Oranges for Metro Segment's Anniversary

Metro officials and Arlington County workers gave out 10,000 oranges yesterday to morning rush-hour commuters using the Orange Line between Rosslyn and Ballston as part of the 20th anniversary celebration of that stretch of subway.

County officials also inaugurated an exhibit at the Ballston Common mall designed to illustrate economic development that has sprouted up around the five Metro stations since they opened in 1979.

In the two decades since Metro began running in Arlington, commercial and office space in the Rosslyn-Ballston corridor has more than tripled, and population has surged from 19,889 to 38,211, said Paul F. Ferguson (D), chairman of the County Board.

"Arlington officials used Metro as a way to encourage growth and to revitalize the county's commercial core," he said.

Suit Dismissed in Switch of Baby Remains

In a case with similarities to the ongoing dispute over two girls switched at birth at the University of Virginia Medical Center, a Charlottesville judge has dismissed a lawsuit against the same hospital by a woman who was given a casket with the wrong remains after a miscarriage in March 1998.

Mistie Fritz, a Roanoke area woman, had requested that she be allowed to take home the remains of her miscarried baby. But when she checked the casket in the hospital parking lot, she discovered the dead body of someone else's baby. She sued the hospital for $500,000.

Albemarle County Circuit Court Judge Paul Peatross agreed with attorneys for the hospital that Virginia law does not allow courts to award money in such cases without evidence that the incident caused the plaintiffs actual physical injury.

Alexandria Students Raise Test Scores

Alexandria public school students raised their scores this year on the state-required Stanford 9 achievement tests, Superintendent Herbert M. Berg said yesterday.
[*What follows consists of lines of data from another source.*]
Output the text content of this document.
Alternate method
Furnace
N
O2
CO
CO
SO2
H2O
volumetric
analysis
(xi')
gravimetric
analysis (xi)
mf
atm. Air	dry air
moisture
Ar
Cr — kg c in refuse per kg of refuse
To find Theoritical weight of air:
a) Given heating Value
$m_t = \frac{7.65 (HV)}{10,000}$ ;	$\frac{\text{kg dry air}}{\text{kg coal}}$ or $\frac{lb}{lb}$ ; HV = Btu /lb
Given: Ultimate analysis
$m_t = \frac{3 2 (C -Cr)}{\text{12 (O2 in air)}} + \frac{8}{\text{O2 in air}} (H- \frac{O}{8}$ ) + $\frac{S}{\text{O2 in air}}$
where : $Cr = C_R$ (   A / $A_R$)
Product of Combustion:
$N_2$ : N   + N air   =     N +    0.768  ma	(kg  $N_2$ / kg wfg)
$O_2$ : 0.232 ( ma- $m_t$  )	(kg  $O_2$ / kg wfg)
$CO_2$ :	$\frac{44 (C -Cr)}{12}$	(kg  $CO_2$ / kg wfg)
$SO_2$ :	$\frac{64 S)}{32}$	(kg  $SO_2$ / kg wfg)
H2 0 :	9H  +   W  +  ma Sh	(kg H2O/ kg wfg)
The fourth-, sixth- and ninth-graders taking the tests of English, mathematics, science and social science equaled or exceeded the average scores from the preceding year in 26 of a total of 27 categories.

Fourth- and ninth-graders reached the 54th percentile and sixth-graders the 51st percentile, meaning all were above the 50th percentile, which is the national average.


"The use of significant [Department of Justice] resources to investigate rumor or innuendo regarding Mr. Barry has certainly proven to be fruitless, and would seem to be driven by something other than rational thought."

-- Frederick D. Cooke Jr., former mayor Marion Barry's attorney, in asking the Justice Department to investigate a planned FBI sting operation that was never carried out.